How are IVES covered call max profit and max loss calculated?
Max profit equals short-strike minus cost basis plus premium times 100; max loss is cost basis minus premium (at zero). Breakeven is cost basis minus premium. For the IVES covered call priced from the end-of-day chain at a 30-day expiry (ATM IV 34.80%), the computed maximum profit is $258.50 per contract and the computed maximum loss is -$3,540.50 per contract. Live intraday quotes will differ as the chain moves through the trading session.
What is the breakeven for a IVES covered call?
The breakeven for the IVES covered call priced on this page is roughly $35.42 at expiration, derived from end-of-day chain premiums.
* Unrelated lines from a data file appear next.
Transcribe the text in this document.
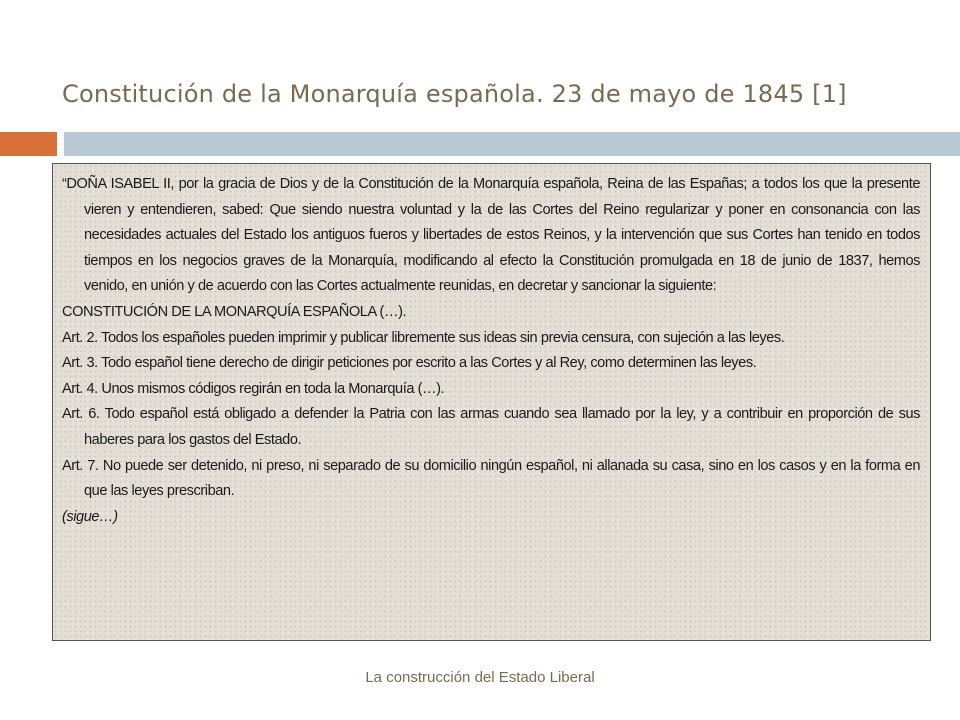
Constitución de la Monarquía española. 23 de mayo de 1845 [1]

“DOÑA ISABEL II, por la gracia de Dios y de la Constitución de la Monarquía española, Reina de las Españas; a todos los que la presente vieren y entendieren, sabed: Que siendo nuestra voluntad y la de las Cortes del Reino regularizar y poner en consonancia con las necesidades actuales del Estado los antiguos fueros y libertades de estos Reinos, y la intervención que sus Cortes han tenido en todos tiempos en los negocios graves de la Monarquía, modificando al efecto la Constitución promulgada en 18 de junio de 1837, hemos venido, en unión y de acuerdo con las Cortes actualmente reunidas, en decretar y sancionar la siguiente:

CONSTITUCIÓN DE LA MONARQUÍA ESPAÑOLA (…).

Art. 2. Todos los españoles pueden imprimir y publicar libremente sus ideas sin previa censura, con sujeción a las leyes.

Art. 3. Todo español tiene derecho de dirigir peticiones por escrito a las Cortes y al Rey, como determinen las leyes.

Art. 4. Unos mismos códigos regirán en toda la Monarquía (…).

Art. 6. Todo español está obligado a defender la Patria con las armas cuando sea llamado por la ley, y a contribuir en proporción de sus haberes para los gastos del Estado.

Art. 7. No puede ser detenido, ni preso, ni separado de su domicilio ningún español, ni allanada su casa, sino en los casos y en la forma en que las leyes prescriban.

(sigue…)

La construcción del Estado Liberal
Breakeven is the underlying price at which the strategy's P&L crosses zero ignoring transaction costs and assignment risk. The current IVES market-implied 1-standard-deviation expected move is approximately 9.98%; if the move sits well outside the breakeven distance, the structure's risk-reward becomes correspondingly tighter.
When should you consider a covered call on IVES?
Covered calls on IVES are an income strategy run on existing IVES etf positions; traders typically sell calls at 25-35 delta with 30-45 days to expiration to balance premium against upside cap.
How does current IVES implied volatility affect this covered call?
IVES ATM IV is at 34.80% with IV rank near 34.83%, which is mid-range against its 1-year history. Strategy selection depends more on directional thesis and expected move than on a strong IV signal.